Here are some other common examples that you may use often:

  • A bank of monitors
  • A battery of tests
  • A belt of asteroids
  • A bouquet or bed of flowers
  • A bunch of grapes
  • A cast of actors
  • A chain of islands
  • A chorus of angels
  • A class of students
  • A constellation of stars
  • A deck of cards
  • A fleet of ships
  • A forest of trees
  • A heap of trash
  • A host of angels
  • A library of books
  • A pair of ships
  • A pantheon of gods
  • A range of mountains
  • A ring of keys
  • A rope of pearls
  • A round of drinks
  • A string of pearls
  • A wealth of information

An explosion of collective nouns occurred in the 15th century, as inventing them became a game and means of social commentary. As more popped up in our language, a few jokesters also starting introducing humorous or light-hearted names for groups of people, such as a sentence of judges or a flush of plumbers.

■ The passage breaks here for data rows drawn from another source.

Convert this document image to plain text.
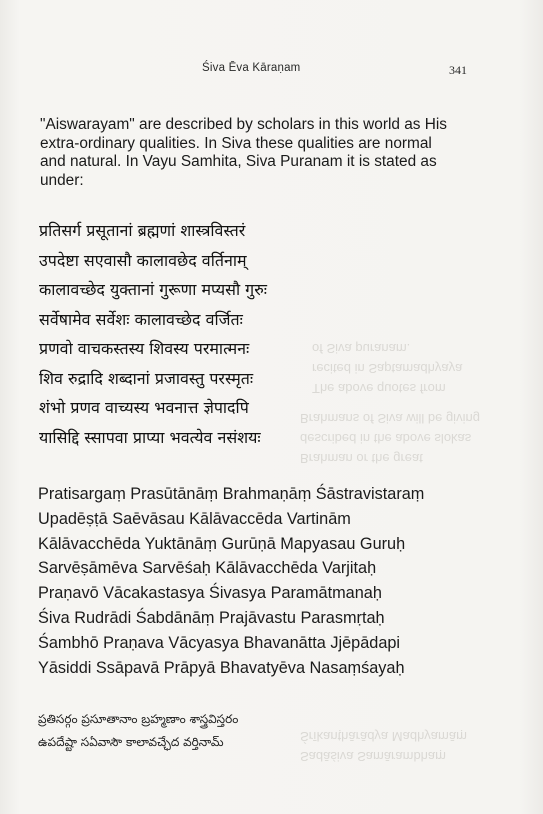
The above quotes from
recited in Saptamadhyaya
of Siva puranam.
Brahman or the great
described in the above slokas
Brahmans of Siva will be giving
Sadāśiva Samārambhaṃ
Śrīkanṭhārādya Madhyamāṃ
Śiva Ēva Kāraṇam	341

"Aiswarayam" are described by scholars in this world as His

extra-ordinary qualities. In Siva these qualities are normal

and natural. In Vayu Samhita, Siva Puranam it is stated as

under:

प्रतिसर्ग प्रसूतानां ब्रह्मणां शास्त्रविस्तरं

उपदेष्टा सएवासौ कालावछेद वर्तिनाम्

कालावच्छेद युक्तानां गुरूणा मप्यसौ गुरुः

सर्वेषामेव सर्वेशः कालावच्छेद वर्जितः

प्रणवो वाचकस्तस्य शिवस्य परमात्मनः

शिव रुद्रादि शब्दानां प्रजावस्तु परस्मृतः

शंभो प्रणव वाच्यस्य भवनात्त ज्ञेपादपि

यासिद्दि स्सापवा प्राप्या भवत्येव नसंशयः

Pratisargaṃ Prasūtānāṃ Brahmaṇāṃ Śāstravistaraṃ

Upadēṣṭā Saēvāsau Kālāvaccēda Vartinām

Kālāvacchēda Yuktānāṃ Gurūṇā Mapyasau Guruḥ

Sarvēṣāmēva Sarvēśaḥ Kālāvacchēda Varjitaḥ

Praṇavō Vācakastasya Śivasya Paramātmanaḥ

Śiva Rudrādi Śabdānāṃ Prajāvastu Parasmṛtaḥ

Śambhō Praṇava Vācyasya Bhavanātta Jjēpādapi

Yāsiddi Ssāpavā Prāpyā Bhavatyēva Nasaṃśayaḥ

ప్రతిసర్గం ప్రసూతానాం బ్రహ్మణాం శాస్త్రవిస్తరం

ఉపదేష్టా సఏవాసౌ కాలావచ్ఛేద వర్తినామ్
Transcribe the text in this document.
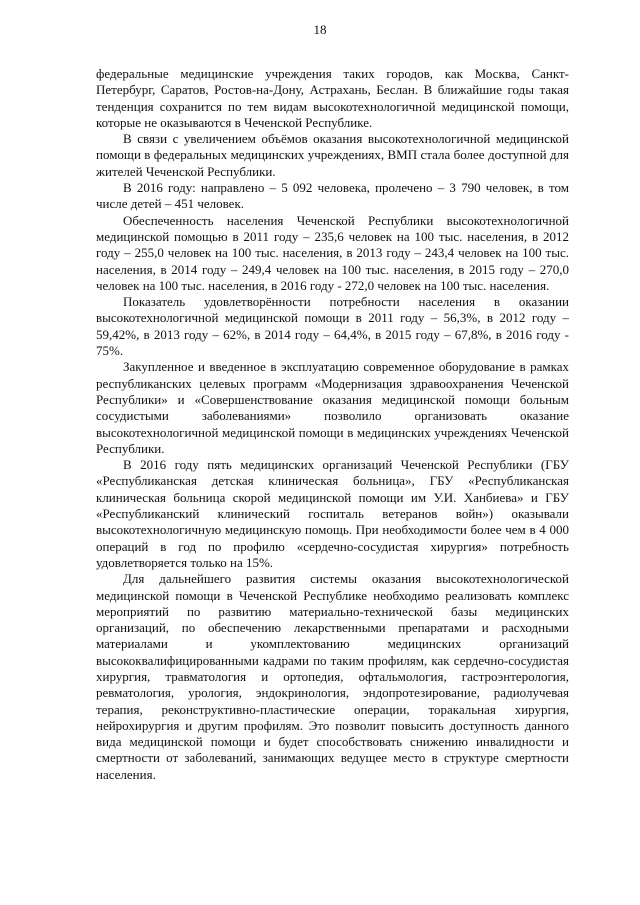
18

федеральные медицинские учреждения таких городов, как Москва, Санкт-Петербург, Саратов, Ростов-на-Дону, Астрахань, Беслан. В ближайшие годы такая тенденция сохранится по тем видам высокотехнологичной медицинской помощи, которые не оказываются в Чеченской Республике.

В связи с увеличением объёмов оказания высокотехнологичной медицинской помощи в федеральных медицинских учреждениях, ВМП стала более доступной для жителей Чеченской Республики.

В 2016 году: направлено – 5 092 человека, пролечено – 3 790 человек, в том числе детей – 451 человек.

Обеспеченность населения Чеченской Республики высокотехнологичной медицинской помощью в 2011 году – 235,6 человек на 100 тыс. населения, в 2012 году – 255,0 человек на 100 тыс. населения, в 2013 году – 243,4 человек на 100 тыс. населения, в 2014 году – 249,4 человек на 100 тыс. населения, в 2015 году – 270,0 человек на 100 тыс. населения, в 2016 году - 272,0 человек на 100 тыс. населения.

Показатель удовлетворённости потребности населения в оказании высокотехнологичной медицинской помощи в 2011 году – 56,3%, в 2012 году – 59,42%, в 2013 году – 62%, в 2014 году – 64,4%, в 2015 году – 67,8%, в 2016 году - 75%.

Закупленное и введенное в эксплуатацию современное оборудование в рамках республиканских целевых программ «Модернизация здравоохранения Чеченской Республики» и «Совершенствование оказания медицинской помощи больным сосудистыми заболеваниями» позволило организовать оказание высокотехнологичной медицинской помощи в медицинских учреждениях Чеченской Республики.

В 2016 году пять медицинских организаций Чеченской Республики (ГБУ «Республиканская детская клиническая больница», ГБУ «Республиканская клиническая больница скорой медицинской помощи им У.И. Ханбиева» и ГБУ «Республиканский клинический госпиталь ветеранов войн») оказывали высокотехнологичную медицинскую помощь. При необходимости более чем в 4 000 операций в год по профилю «сердечно-сосудистая хирургия» потребность удовлетворяется только на 15%.

Для дальнейшего развития системы оказания высокотехнологической медицинской помощи в Чеченской Республике необходимо реализовать комплекс мероприятий по развитию материально-технической базы медицинских организаций, по обеспечению лекарственными препаратами и расходными материалами и укомплектованию медицинских организаций высококвалифицированными кадрами по таким профилям, как сердечно-сосудистая хирургия, травматология и ортопедия, офтальмология, гастроэнтерология, ревматология, урология, эндокринология, эндопротезирование, радиолучевая терапия, реконструктивно-пластические операции, торакальная хирургия, нейрохирургия и другим профилям. Это позволит повысить доступность данного вида медицинской помощи и будет способствовать снижению инвалидности и смертности от заболеваний, занимающих ведущее место в структуре смертности населения.
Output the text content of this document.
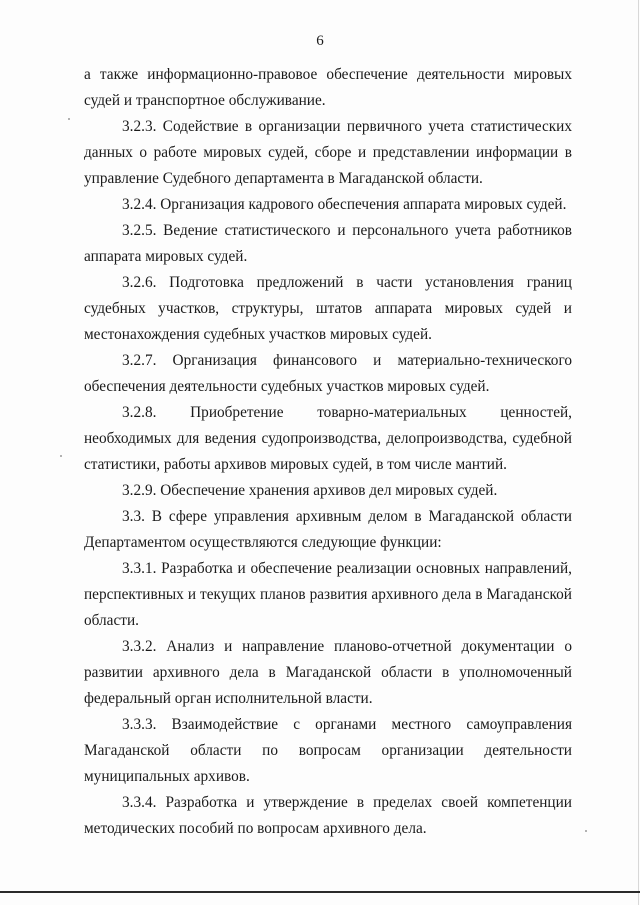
6

а также информационно-правовое обеспечение деятельности мировых судей и транспортное обслуживание.

3.2.3. Содействие в организации первичного учета статистических данных о работе мировых судей, сборе и представлении информации в управление Судебного департамента в Магаданской области.

3.2.4. Организация кадрового обеспечения аппарата мировых судей.

3.2.5. Ведение статистического и персонального учета работников аппарата мировых судей.

3.2.6. Подготовка предложений в части установления границ судебных участков, структуры, штатов аппарата мировых судей и местонахождения судебных участков мировых судей.

3.2.7. Организация финансового и материально-технического обеспечения деятельности судебных участков мировых судей.

3.2.8. Приобретение товарно-материальных ценностей, необходимых для ведения судопроизводства, делопроизводства, судебной статистики, работы архивов мировых судей, в том числе мантий.

3.2.9. Обеспечение хранения архивов дел мировых судей.

3.3. В сфере управления архивным делом в Магаданской области Департаментом осуществляются следующие функции:

3.3.1. Разработка и обеспечение реализации основных направлений, перспективных и текущих планов развития архивного дела в Магаданской области.

3.3.2. Анализ и направление планово-отчетной документации о развитии архивного дела в Магаданской области в уполномоченный федеральный орган исполнительной власти.

3.3.3. Взаимодействие с органами местного самоуправления Магаданской области по вопросам организации деятельности муниципальных архивов.

3.3.4. Разработка и утверждение в пределах своей компетенции методических пособий по вопросам архивного дела.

I love the ingenuity of whoever come up with some of these!

Here are a few of my favorites*:

  • An abandonment of orphans
  • An addition of mathematicians
  • An archive of programmers
  • An audit of bookkeepers
  • A babble of linguists
  • A bevy of beauties
  • A billow of smokers
  • A colony of microbiologists
  • A fascination of on-lookers
  • A flock of tourists
  • A following of stalkers
  • A giggle of girls
  • A handful of palm readers
  • A mass of Catholics
  • A mess of little boys
  • A mixture of pharmacists
  • A murmur of nuns
  • An om of Buddhists
  • A ponder of philosophers
  • A reflection of narcissists
  • A shortage of dwarves
  • A shower of meteorologists
  • A snap of photographers
  • A sprig of vegetarians
  • A stack of librarians
  • A sulk of teenagers
  • An upyours of New Yorkers
  • A wave of surfers

And here are a few extra, fun collective nouns for objects*:

  • An accompaniment of condiments
  • An agenda of tasks
  • A babel of words
  • A blessing of unicorns
  • A blaze of dragons
  • A burden of yolks
  • A hug of teddy bears
  • A jam of tarts
  • A line of pencils
  • A luck of dice
  • A pack of suitcases
  • A ring of telephones
  • A stir of spoons
  • A tumult of tubas

And, my personal favorite, a charlotte of webpages.

This list only begins the conversation about collective nouns, because we haven’t even started talking about “terms of venery”. Stay turned for Part Two!

*Note: Not all of these are “confirmed” or listed in many reputable publication, but the great thing about words is that you get to have fun making them up!